My first newspaper job was on the Sun- day Times in the early 1970s. Under Harry Evans, it was an exciting paper with one dreadful problem: every Saturday night brought terror that the print unions would disrupt production. They often did. By the end of the Seventies they had practically bankrupted Fleet Street. Then in 1981 Rupert Murdoch bought Times Newspapers and moved production of them and the Sun and the News of the World to Wapping. There, with the help of Margaret Thatcher’s new labour laws, he did battle with the unions. It was brutal but he won a famous and vital victory. Today there would probably be no Guardian, no Independent, no Daily Telegraph if Murdoch had not made the industry profitable. Pluralism in British newspapers today is thanks to Murdoch. Similarly with television. At the end of the 1980s, Murdoch launched Sky TV to break the monopoly of the BBC and ITV. Sky was derided by intellectual snobs as “council-house television”. Building it was a huge struggle but now BSkyB, of which Murdoch’s company owns 39.1 per cent, has 10 million subscribers. Sky News is a constant challenge to the BBC and its conventional, left-of-centre wisdoms. Twenty years ago, I wrote a biography of Murdoch that treated him as a unique builder of media rather than as a force from the outer darkness. But the great and the good still see him as that. They complain that he has cheapened public discourse. All tabloids, not just Murdoch’s, commit excesses. It’s up to consumers to choose what to buy.
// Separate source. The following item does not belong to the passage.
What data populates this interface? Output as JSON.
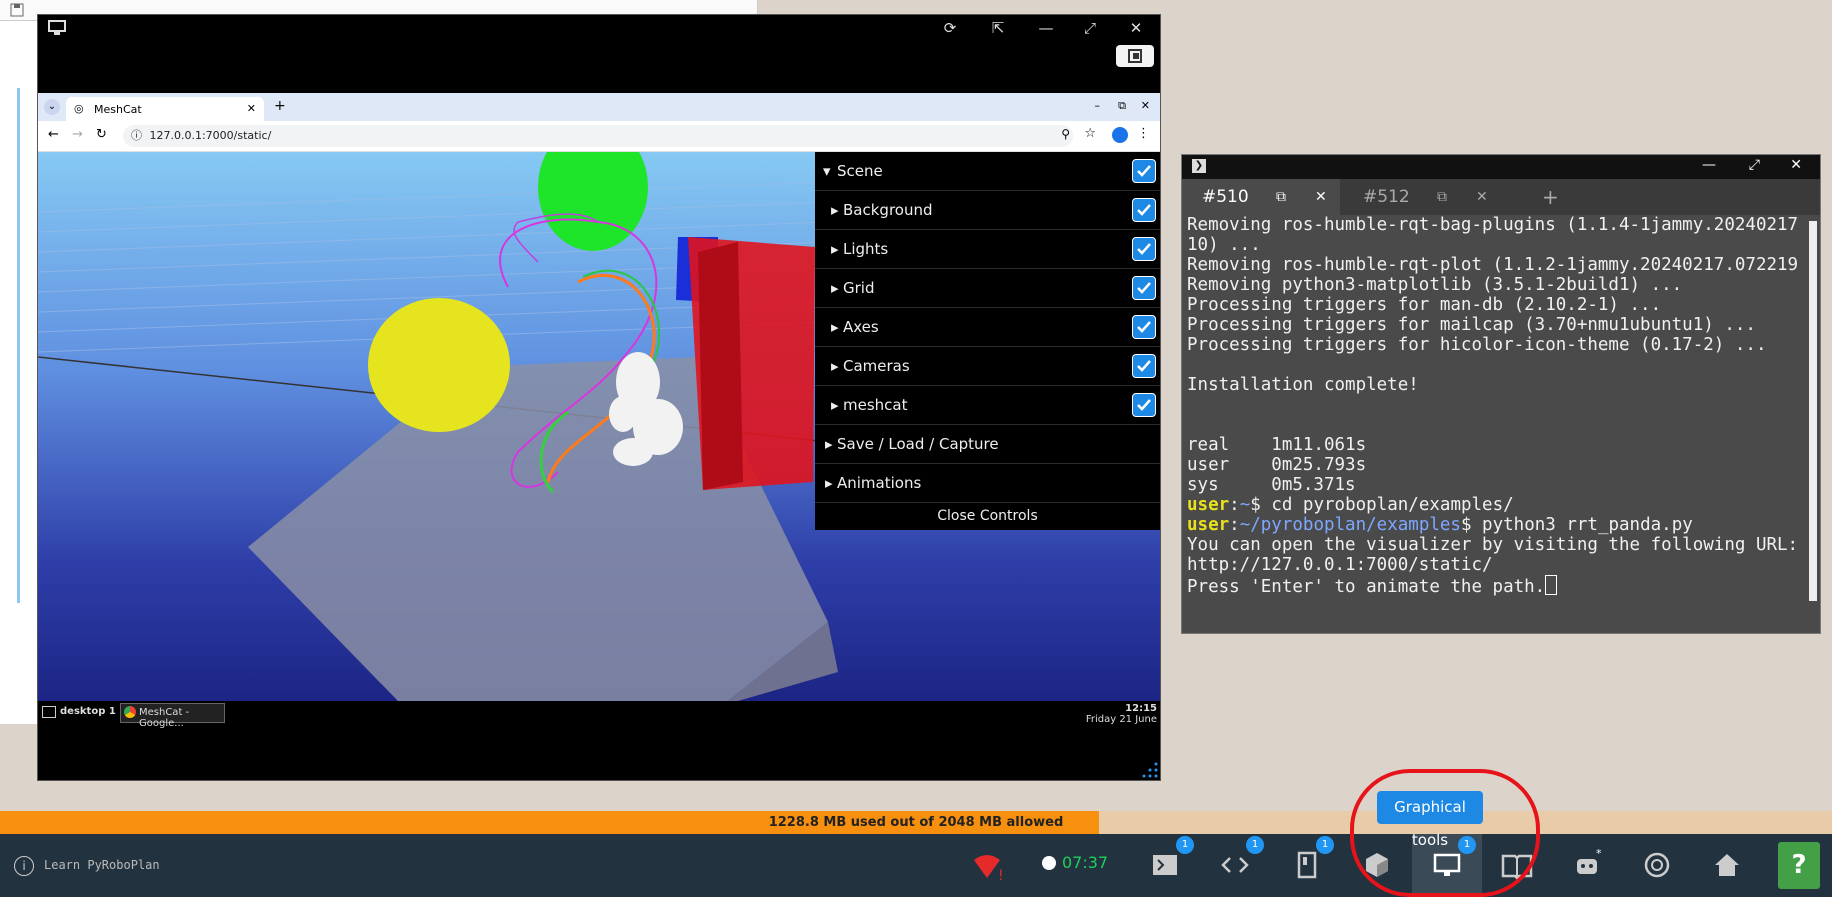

Newspapers are at the heart of Murdoch. He has redesigned The Times (often) to appeal to a wider readership but it is still a serious paper—no other has an Oceans Correspondent. Losses for The Times and Sunday Times for the year ending July 2009 were more than £87 million and rising as the internet saps all papers’ sales. Other owners would have given up but Murdoch sustains them while searching for ways to make them profitable.

In America, Murdoch’s Fox News fiercely defies the liberalism of the establishment broadcasters, CBS, NBC and CNN. Unlike them, Fox includes conservative American voices on its opinion programmes. The liberal broadcasters fell in love with Obama— Fox was always sceptical. So now are the mass of American voters who turned against Obama in the mid-term elections.

In 2007, he bought the new jewel in his crown, the Wall Street Journal. He has greatly improved its arts and local coverage and its conservative opinion pages. Overtaking the liberal New York Times, the WSJ now has the biggest circulation in the US.

Also in New York, Murdoch indulges a passionate interest in education. He has invested millions of dollars in and is a director of Harlem Village Academies, a charter school akin to Michael Gove’s academies. It is free to students from disadvantaged backgrounds—and they are gaining better grades than the averages obtained in New York’s public system. He is now considering funding an academy near Wapping. The boys and girls on the Guardian are not amused and have written of the “alarm” of his critics.

Murdoch has always been a passionate defender of the Jews and Israel. In a recent speech in New York he said: “My own perspective is simple: we live in a world where there is an ongoing war against the Jews.” Leaders of European opinion, he argues, seek “to make Israel a pariah” and he thinks that Obama’s offhand treatment of Israel only encourages those, like the vicious dictatorship in Iran, who want to kill all Jews. He is right.

He is also correct that the internet poses an existential threat to newspapers. The BBC’s licence-fee-funded website, draining readers from newspapers, is a much greater threat to pluralism than BSkyB. Murdoch has erected a paywall around Times Newspapers and the WSJ in the hope of persuading readers to pay for online content. His British competitors may huff and puff but if they really want pluralism in papers to survive, then this restless, visionary iconoclast, now aged 79 but still going very strong, has to succeed. I hope he does.